CONSOCIATIONALISM AS A PATHWAY TO RESOLVING THE YEMEN CRISIS: EXPLORING POSSIBILITIES AND CONFRONTING CHALLENGES
DOI:
https://doi.org/10.18623/rvd.v23.n4.4129Keywords:
The Yemen Crisis, Importance of Consociationalism in Conflict Resolution, Power-Sharing and Political and Social CohesionAbstract
The international stage remains characterized by a persistent struggle for hegemony, so wars are inevitable. The conflict emerges through interaction that is characterized by friction and discord resulting from different and irreconcilable interests, and crisis refers to the highest point of a conflict. Crisis, where peace and war meet, most movingly and decisively dramatizes the first characteristic of world politics and furnishes the logical groundwork for the theorizing of that politics.
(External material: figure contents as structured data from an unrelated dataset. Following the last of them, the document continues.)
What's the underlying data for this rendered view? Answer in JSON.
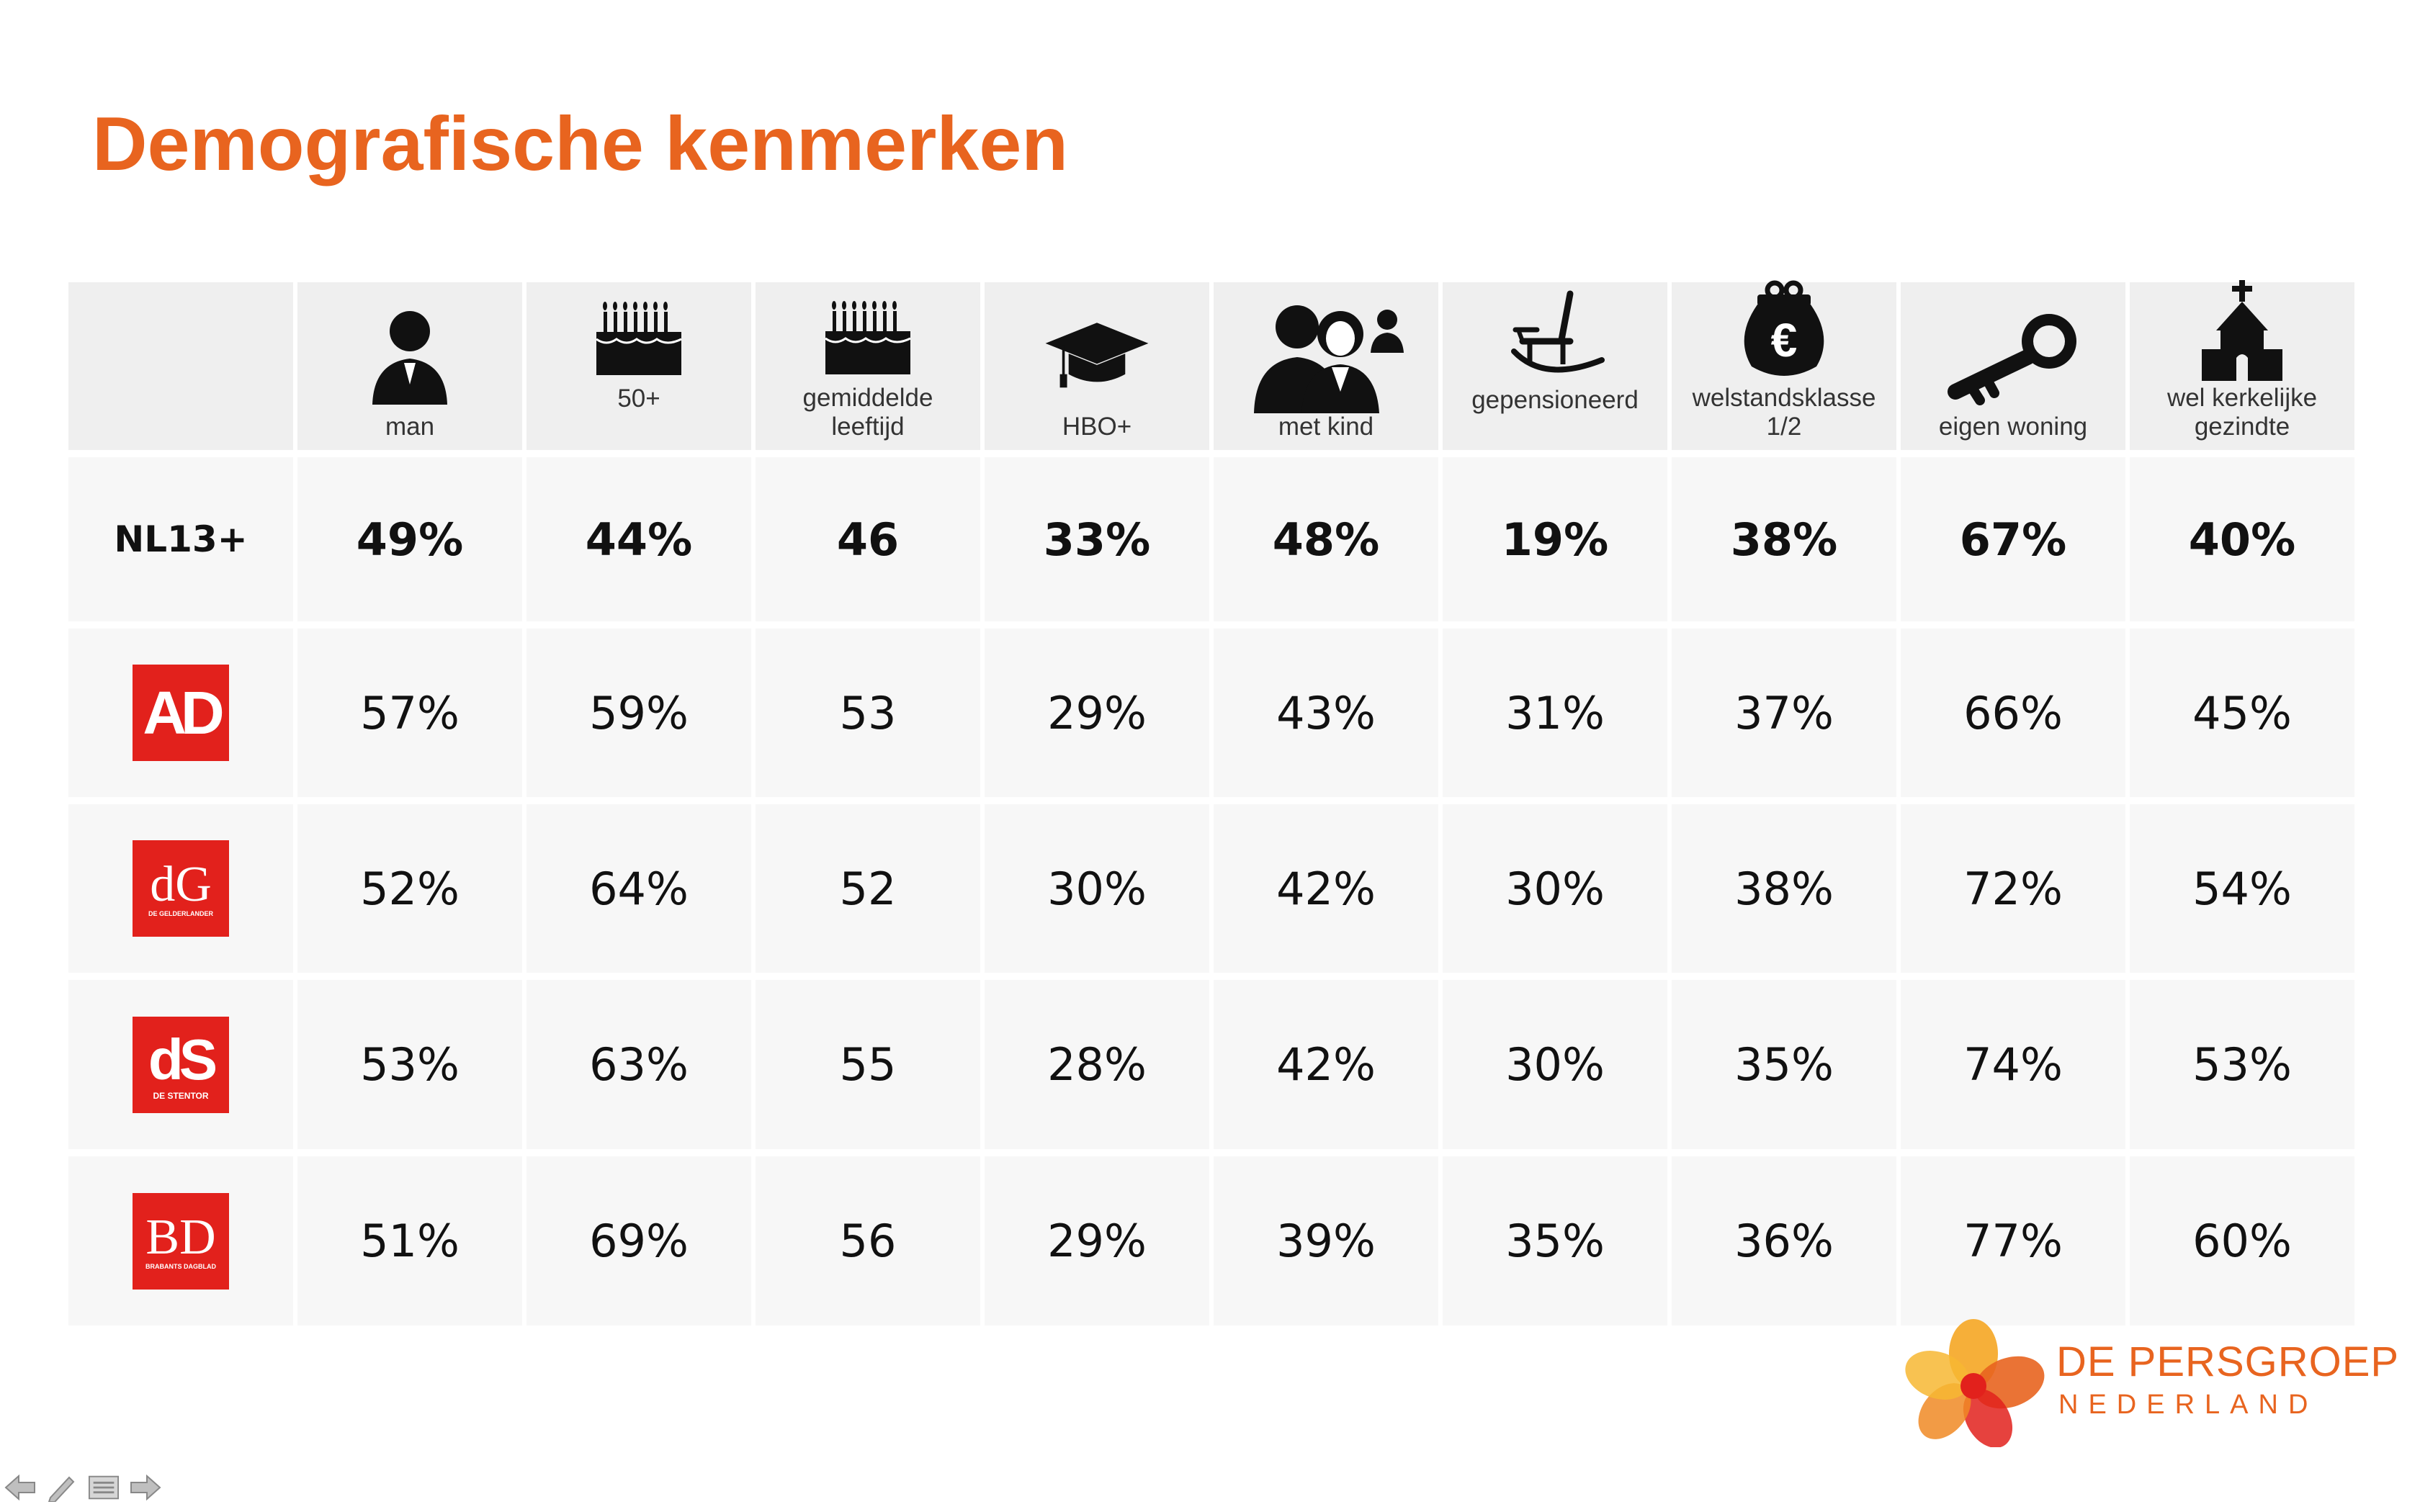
{
  "title": "Demografische kenmerken",
  "columns": [
    {
      "label": "man",
      "icon": "man-icon"
    },
    {
      "label": "50+",
      "icon": "birthday-cake-icon"
    },
    {
      "label": "gemiddelde\nleeftijd",
      "icon": "birthday-cake-icon"
    },
    {
      "label": "HBO+",
      "icon": "graduation-cap-icon"
    },
    {
      "label": "met kind",
      "icon": "family-icon"
    },
    {
      "label": "gepensioneerd",
      "icon": "rocking-chair-icon"
    },
    {
      "label": "welstandsklasse\n1/2",
      "icon": "euro-purse-icon"
    },
    {
      "label": "eigen woning",
      "icon": "key-icon"
    },
    {
      "label": "wel kerkelijke\ngezindte",
      "icon": "church-icon"
    }
  ],
  "rows": [
    {
      "label": "NL13+",
      "values": [
        "49%",
        "44%",
        "46",
        "33%",
        "48%",
        "19%",
        "38%",
        "67%",
        "40%"
      ]
    },
    {
      "logo": "AD",
      "values": [
        "57%",
        "59%",
        "53",
        "29%",
        "43%",
        "31%",
        "37%",
        "66%",
        "45%"
      ]
    },
    {
      "logo": "dG",
      "logo_sub": "DE GELDERLANDER",
      "values": [
        "52%",
        "64%",
        "52",
        "30%",
        "42%",
        "30%",
        "38%",
        "72%",
        "54%"
      ]
    },
    {
      "logo": "dS",
      "logo_sub": "DE STENTOR",
      "values": [
        "53%",
        "63%",
        "55",
        "28%",
        "42%",
        "30%",
        "35%",
        "74%",
        "53%"
      ]
    },
    {
      "logo": "BD",
      "logo_sub": "BRABANTS DAGBLAD",
      "values": [
        "51%",
        "69%",
        "56",
        "29%",
        "39%",
        "35%",
        "36%",
        "77%",
        "60%"
      ]
    }
  ],
  "brand": {
    "name": "DE PERSGROEP",
    "sub": "NEDERLAND"
  },
  "colors": {
    "accent": "#E8641F",
    "logo_red": "#E2211C"
  }
}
The country possesses long history of religious diversity, regionalism, ethnicity and is currently experiencing a complex set of economic, social, and political challenges. Further, the crisis in Yemen is aggravated by its strategic importance in the Gulf region. Consociationalism is a system of government designed to address conflict and to be shared among diverse ethnic, religious, and linguistic communities in society. This article investigates the potential of consociationalism as a mechanism for marginalization and exclusion on the Yemeni case, and illustrates how trust, absence of functional institutions, and meddling by party’s hostile to the process impede the achievement of consociational democracy in Yemen. This paper examines the issues of applying consociational democracy in a fragmented society with particular reference to Yemen.